Both of these organizations are also responsible for developing and updating standards and guidelines for inspecting and certifying SRD equipment. On August 1, 2019, the CSA’s new standard—CSA Z259.2.2-17—went into effect, with significant updates and revisions incorporated.

This article is meant to cover the highlights of the revised standard. For complete details, secure a copy of the full standard to help ensure that your fall protection program meets the mandatory requirements.

What Changed in the Revised CSA Z259.2.2-17 Standard?
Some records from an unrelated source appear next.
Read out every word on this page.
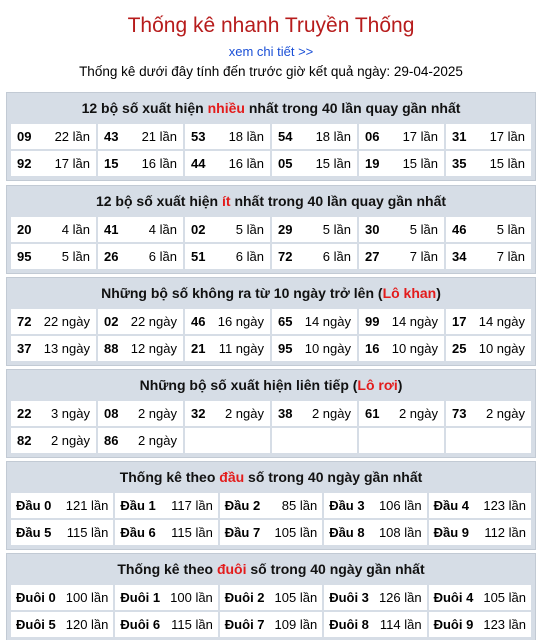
Thống kê nhanh Truyền Thống
xem chi tiết >>
Thống kê dưới đây tính đến trước giờ kết quả ngày: 29-04-2025
12 bộ số xuất hiện nhiều nhất trong 40 lần quay gần nhất
09 22 lần 43 21 lần 53 18 lần 54 18 lần 06 17 lần 31 17 lần
92 17 lần 15 16 lần 44 16 lần 05 15 lần 19 15 lần 35 15 lần
12 bộ số xuất hiện ít nhất trong 40 lần quay gần nhất
20 4 lần 41 4 lần 02 5 lần 29 5 lần 30 5 lần 46 5 lần
95 5 lần 26 6 lần 51 6 lần 72 6 lần 27 7 lần 34 7 lần
Những bộ số không ra từ 10 ngày trở lên (Lô khan)
72 22 ngày 02 22 ngày 46 16 ngày 65 14 ngày 99 14 ngày 17 14 ngày
37 13 ngày 88 12 ngày 21 11 ngày 95 10 ngày 16 10 ngày 25 10 ngày
Những bộ số xuất hiện liên tiếp (Lô rơi)
22 3 ngày 08 2 ngày 32 2 ngày 38 2 ngày 61 2 ngày 73 2 ngày
82 2 ngày 86 2 ngày
Thống kê theo đầu số trong 40 ngày gần nhất
Đầu 0 121 lần Đầu 1 117 lần Đầu 2 85 lần Đầu 3 106 lần Đầu 4 123 lần
Đầu 5 115 lần Đầu 6 115 lần Đầu 7 105 lần Đầu 8 108 lần Đầu 9 112 lần
Thống kê theo đuôi số trong 40 ngày gần nhất
Đuôi 0 100 lần Đuôi 1 100 lần Đuôi 2 105 lần Đuôi 3 126 lần Đuôi 4 105 lần
Đuôi 5 120 lần Đuôi 6 115 lần Đuôi 7 109 lần Đuôi 8 114 lần Đuôi 9 123 lần
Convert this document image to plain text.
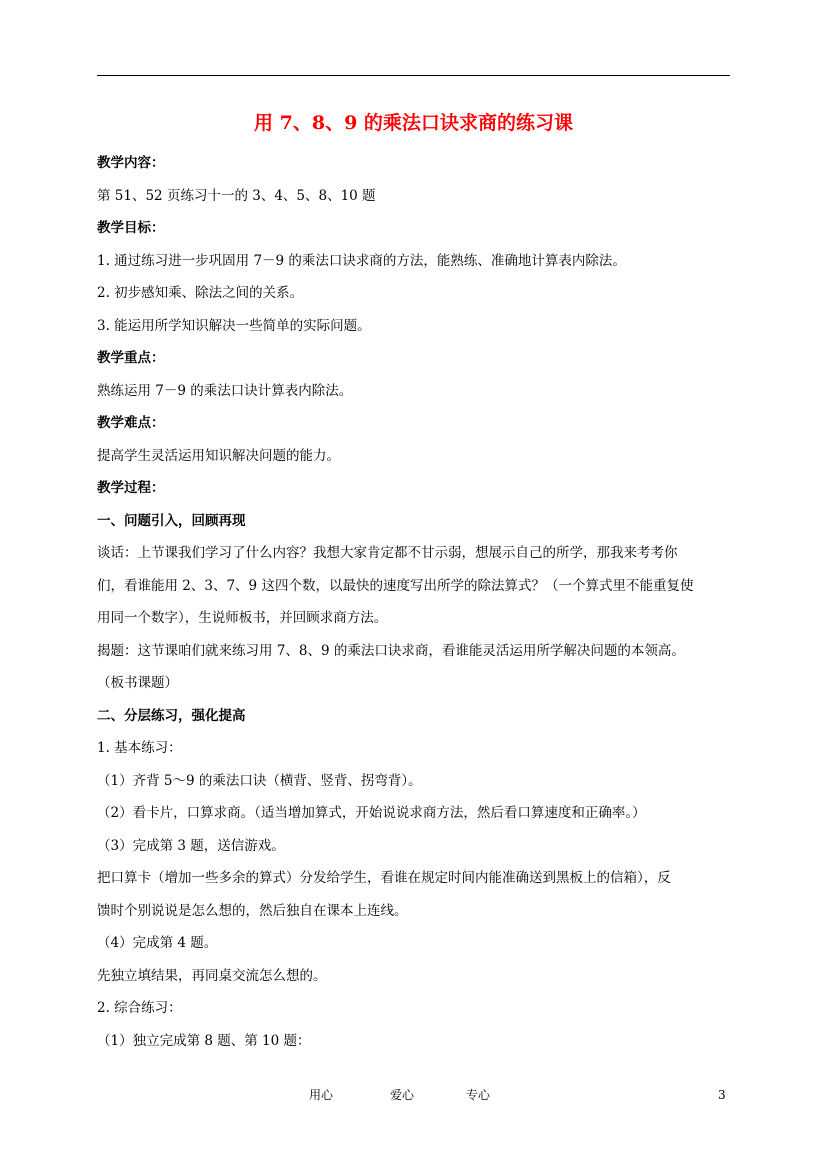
用 7、8、9 的乘法口诀求商的练习课
教学内容：
第 51、52 页练习十一的 3、4、5、8、10 题
教学目标：
1. 通过练习进一步巩固用 7－9 的乘法口诀求商的方法，能熟练、准确地计算表内除法。
2. 初步感知乘、除法之间的关系。
3. 能运用所学知识解决一些简单的实际问题。
教学重点：
熟练运用 7－9 的乘法口诀计算表内除法。
教学难点：
提高学生灵活运用知识解决问题的能力。
教学过程：
一、问题引入，回顾再现
谈话：上节课我们学习了什么内容？我想大家肯定都不甘示弱，想展示自己的所学，那我来考考你
们，看谁能用 2、3、7、9 这四个数，以最快的速度写出所学的除法算式？（一个算式里不能重复使
用同一个数字），生说师板书，并回顾求商方法。
揭题：这节课咱们就来练习用 7、8、9 的乘法口诀求商，看谁能灵活运用所学解决问题的本领高。
（板书课题）
二、分层练习，强化提高
1. 基本练习：
（1）齐背 5～9 的乘法口诀（横背、竖背、拐弯背）。
（2）看卡片，口算求商。（适当增加算式，开始说说求商方法，然后看口算速度和正确率。）
（3）完成第 3 题，送信游戏。
把口算卡（增加一些多余的算式）分发给学生，看谁在规定时间内能准确送到黑板上的信箱），反
馈时个别说说是怎么想的，然后独自在课本上连线。
（4）完成第 4 题。
先独立填结果，再同桌交流怎么想的。
2. 综合练习：
（1）独立完成第 8 题、第 10 题：
用心	爱心	专心	3
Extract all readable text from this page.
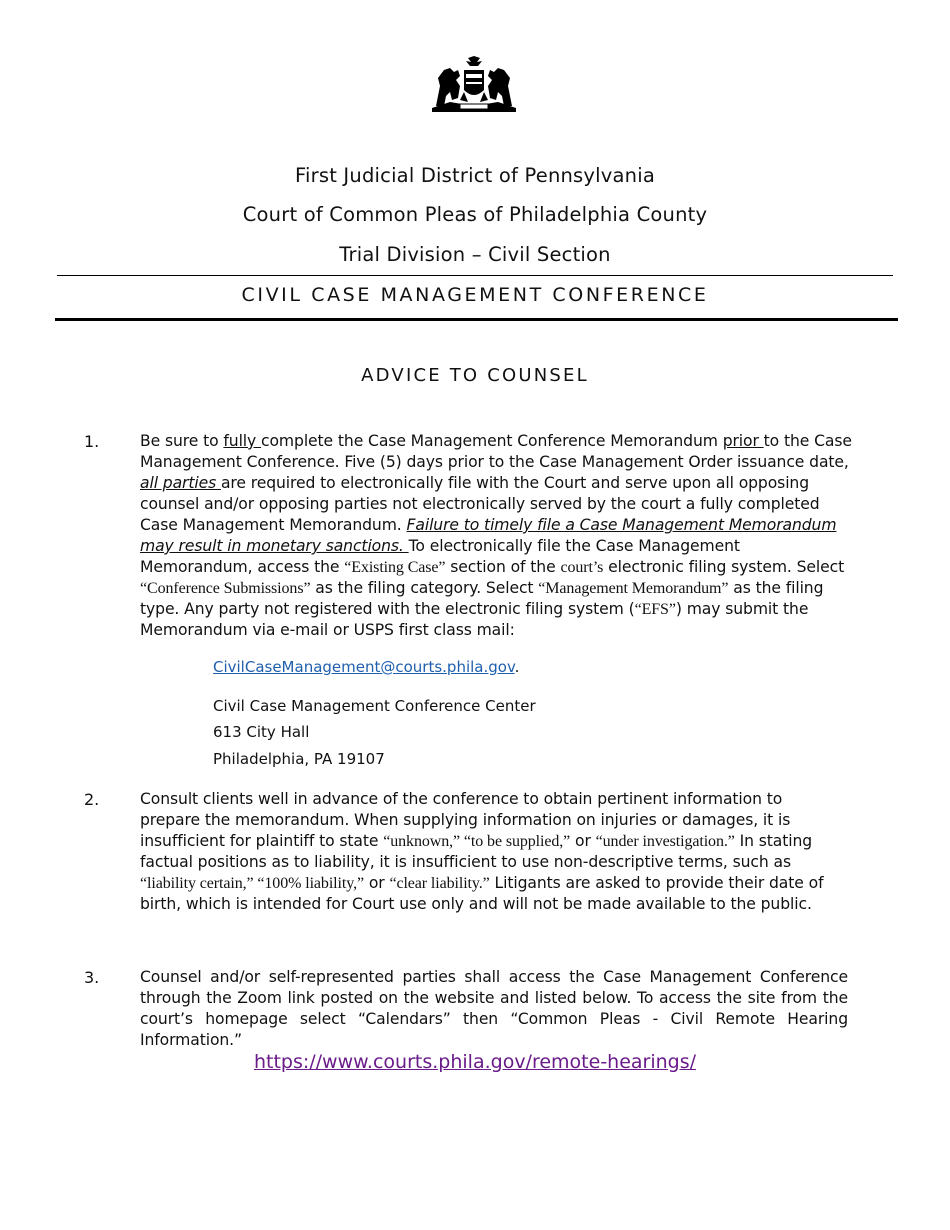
First Judicial District of Pennsylvania
Court of Common Pleas of Philadelphia County
Trial Division – Civil Section
CIVIL CASE MANAGEMENT CONFERENCE
ADVICE TO COUNSEL
1.	Be sure to fully complete the Case Management Conference Memorandum prior to the Case Management Conference. Five (5) days prior to the Case Management Order issuance date, all parties are required to electronically file with the Court and serve upon all opposing counsel and/or opposing parties not electronically served by the court a fully completed Case Management Memorandum. Failure to timely file a Case Management Memorandum may result in monetary sanctions. To electronically file the Case Management Memorandum, access the “Existing Case” section of the court’s electronic filing system. Select “Conference Submissions” as the filing category. Select “Management Memorandum” as the filing type. Any party not registered with the electronic filing system (“EFS”) may submit the Memorandum via e-mail or USPS first class mail:
CivilCaseManagement@courts.phila.gov.
Civil Case Management Conference Center
613 City Hall
Philadelphia, PA 19107
2.	Consult clients well in advance of the conference to obtain pertinent information to prepare the memorandum. When supplying information on injuries or damages, it is insufficient for plaintiff to state “unknown,” “to be supplied,” or “under investigation.” In stating factual positions as to liability, it is insufficient to use non-descriptive terms, such as “liability certain,” “100% liability,” or “clear liability.” Litigants are asked to provide their date of birth, which is intended for Court use only and will not be made available to the public.
3.	Counsel and/or self-represented parties shall access the Case Management Conference through the Zoom link posted on the website and listed below. To access the site from the court’s homepage select “Calendars” then “Common Pleas - Civil Remote Hearing Information.”
https://www.courts.phila.gov/remote-hearings/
There were several types of modifications in the newly revised standard. Some were terminology changes. For example, “personal fall arrest systems” was changed to “fall-protection systems.” Others were definitions revisions for “lifeline” and “arrest distance.” You’ll want to refer to the standard itself for those and the seven new definitions, including peak force, performance factor, and fall arrest indicator.
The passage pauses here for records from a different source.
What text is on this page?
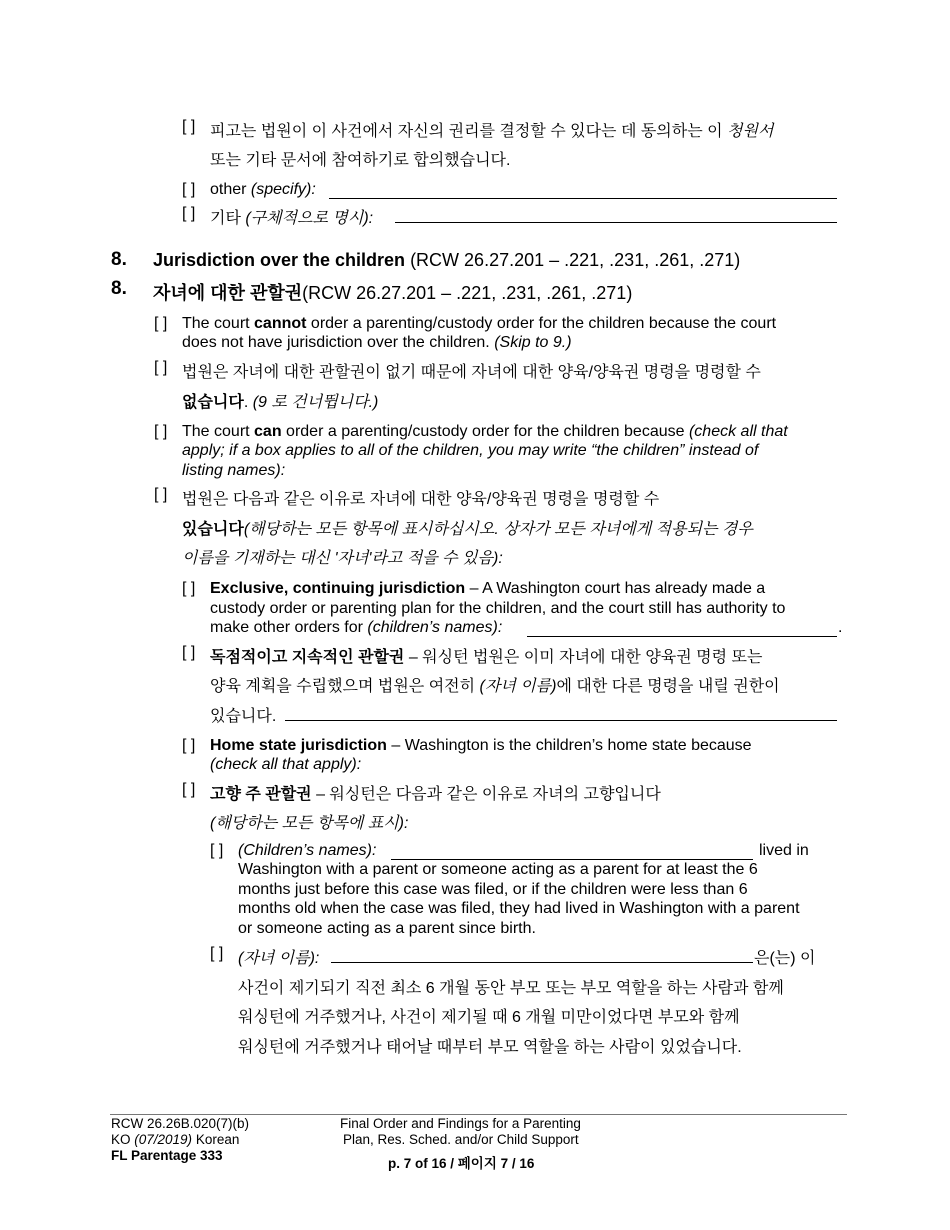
[ ] 피고는 법원이 이 사건에서 자신의 권리를 결정할 수 있다는 데 동의하는 이 청원서
또는 기타 문서에 참여하기로 합의했습니다.
[ ] other (specify):
[ ] 기타 (구체적으로 명시):
8. Jurisdiction over the children (RCW 26.27.201 – .221, .231, .261, .271)
8. 자녀에 대한 관할권(RCW 26.27.201 – .221, .231, .261, .271)
[ ] The court cannot order a parenting/custody order for the children because the court
does not have jurisdiction over the children. (Skip to 9.)
[ ] 법원은 자녀에 대한 관할권이 없기 때문에 자녀에 대한 양육/양육권 명령을 명령할 수
없습니다. (9 로 건너뜁니다.)
[ ] The court can order a parenting/custody order for the children because (check all that
apply; if a box applies to all of the children, you may write “the children” instead of
listing names):
[ ] 법원은 다음과 같은 이유로 자녀에 대한 양육/양육권 명령을 명령할 수
있습니다(해당하는 모든 항목에 표시하십시오. 상자가 모든 자녀에게 적용되는 경우
이름을 기재하는 대신 '자녀'라고 적을 수 있음):
[ ] Exclusive, continuing jurisdiction – A Washington court has already made a
custody order or parenting plan for the children, and the court still has authority to
make other orders for (children’s names):	.
[ ] 독점적이고 지속적인 관할권 – 워싱턴 법원은 이미 자녀에 대한 양육권 명령 또는
양육 계획을 수립했으며 법원은 여전히 (자녀 이름)에 대한 다른 명령을 내릴 권한이
있습니다.
[ ] Home state jurisdiction – Washington is the children’s home state because
(check all that apply):
[ ] 고향 주 관할권 – 워싱턴은 다음과 같은 이유로 자녀의 고향입니다
(해당하는 모든 항목에 표시):
[ ] (Children’s names):	lived in
Washington with a parent or someone acting as a parent for at least the 6
months just before this case was filed, or if the children were less than 6
months old when the case was filed, they had lived in Washington with a parent
or someone acting as a parent since birth.
[ ] (자녀 이름):	은(는) 이
사건이 제기되기 직전 최소 6 개월 동안 부모 또는 부모 역할을 하는 사람과 함께
워싱턴에 거주했거나, 사건이 제기될 때 6 개월 미만이었다면 부모와 함께
워싱턴에 거주했거나 태어날 때부터 부모 역할을 하는 사람이 있었습니다.
RCW 26.26B.020(7)(b)
KO (07/2019) Korean
FL Parentage 333
Final Order and Findings for a Parenting
Plan, Res. Sched. and/or Child Support
p. 7 of 16 / 페이지 7 / 16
A major change was the revamping of the classifications. Type 1, Type 2, and Type 3 are not used anymore. Instead, there are now four new classes of SRDs:

Class SRL—It is anchored at an elevation which limits the free fall to the activation distance of the device … and the extracted life line cannot bear against an edge or surface during fall arrest.
Class SRL-R—Shall be a Class SRL device that is provided with an integral means for assisted rescue.
Class SRL-LE—An SRL with Leading Edge capability. In addition to application for SRL devices, a Class SRL-LE shall be suitable for applications where one or more of the following conditions are met: It is anchored lower than the dorsal D-ring of the full-body harness; The extracted lifeline can bear against an edge or surface during fall arrest.
Class SRL-LE-R—An SRL with Leading Edge and integral rescue capability. Class SRL LE-R shall be both suitable for SRL-LE and SRL-LE-R conditions.
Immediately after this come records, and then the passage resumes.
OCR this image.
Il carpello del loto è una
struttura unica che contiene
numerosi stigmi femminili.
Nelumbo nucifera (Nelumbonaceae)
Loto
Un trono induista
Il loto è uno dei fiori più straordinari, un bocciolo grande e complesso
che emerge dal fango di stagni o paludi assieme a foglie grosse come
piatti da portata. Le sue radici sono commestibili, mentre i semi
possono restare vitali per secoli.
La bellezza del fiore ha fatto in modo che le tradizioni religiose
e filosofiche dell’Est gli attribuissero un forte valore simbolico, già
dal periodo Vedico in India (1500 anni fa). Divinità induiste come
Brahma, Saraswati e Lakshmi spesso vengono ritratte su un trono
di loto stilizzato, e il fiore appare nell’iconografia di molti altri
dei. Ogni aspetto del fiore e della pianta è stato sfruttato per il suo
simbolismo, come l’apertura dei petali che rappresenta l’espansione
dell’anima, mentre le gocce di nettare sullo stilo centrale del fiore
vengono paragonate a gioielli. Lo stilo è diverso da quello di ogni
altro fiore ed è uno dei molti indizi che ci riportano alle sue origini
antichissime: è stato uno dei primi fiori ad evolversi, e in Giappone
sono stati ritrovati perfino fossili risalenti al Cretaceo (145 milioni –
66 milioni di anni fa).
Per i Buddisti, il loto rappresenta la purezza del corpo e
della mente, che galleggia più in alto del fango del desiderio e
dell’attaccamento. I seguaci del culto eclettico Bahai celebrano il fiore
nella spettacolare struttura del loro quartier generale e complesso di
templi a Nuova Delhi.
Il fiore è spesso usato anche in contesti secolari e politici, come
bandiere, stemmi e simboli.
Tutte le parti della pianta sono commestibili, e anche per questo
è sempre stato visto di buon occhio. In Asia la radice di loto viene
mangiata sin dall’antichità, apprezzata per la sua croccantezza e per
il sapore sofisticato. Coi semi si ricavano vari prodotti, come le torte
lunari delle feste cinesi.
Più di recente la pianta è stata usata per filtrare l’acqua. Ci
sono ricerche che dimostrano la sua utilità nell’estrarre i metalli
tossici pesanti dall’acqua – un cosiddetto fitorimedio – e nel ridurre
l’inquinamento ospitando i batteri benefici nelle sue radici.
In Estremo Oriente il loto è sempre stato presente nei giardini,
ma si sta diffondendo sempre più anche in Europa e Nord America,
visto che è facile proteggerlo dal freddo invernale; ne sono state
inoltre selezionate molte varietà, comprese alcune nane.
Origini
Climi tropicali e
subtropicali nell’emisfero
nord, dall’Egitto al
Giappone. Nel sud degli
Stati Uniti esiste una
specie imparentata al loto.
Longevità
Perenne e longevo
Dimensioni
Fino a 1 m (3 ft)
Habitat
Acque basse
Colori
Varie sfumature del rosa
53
Another name change is that “Recertification” has been changed to “Revalidation.” It is more than just a name change, however. Revalidation requires that the SRDs be sent to the manufacturer or authorized rep for regular inspections and maintenance at specified intervals.

The new change to Revalidation also affects who determines the degree of use SRD involved. A “competent person,” as defined specifically in the new Standard, shall categorize each SRD utilized according to three pre-defined types of duty/use:

1. Infrequent to Light Use – such as rescue and confined space or factory maintenance
2. Moderate to Heavy – used in transportation, residential construction, utilities, and warehousing
3. Severe to Continuous Use – commercial construction, oil and gas operations, mining, and foundry work

Of course, the worker frequency of inspection for all usage types remains as always: before each use.

However, infrequent/light use SRDs must be inspected annually by the designated competent person, and revalidated by the manufacturer at least every 5 years, but not more than intervals required by the manufacturer.

Moderate/heavy use SRDs must be inspected by the designated competent person on a semi-annual to annual basis, and revalidated at least every 2 years, but not more than intervals required by the manufacturer

Severe/continuous use SRDs require quarterly to semi-annual inspection by the designated competent person. The manufacturer must revalidate the SRD at least annually, but not more than intervals required by the manufacturer.

What Parts of the Standard Did Not Change?

The general scope of the CSA standard for SRDs remains the same. This includes the equipment to be used for workers at risk of falls from height. It also continues to require SRDS for personal fall arrest systems incorporating the means necessary for assisted rescue following a fall arrest incident.

The need for reevaluation of safety standards is necessary to ensure continuing worker safety on the job.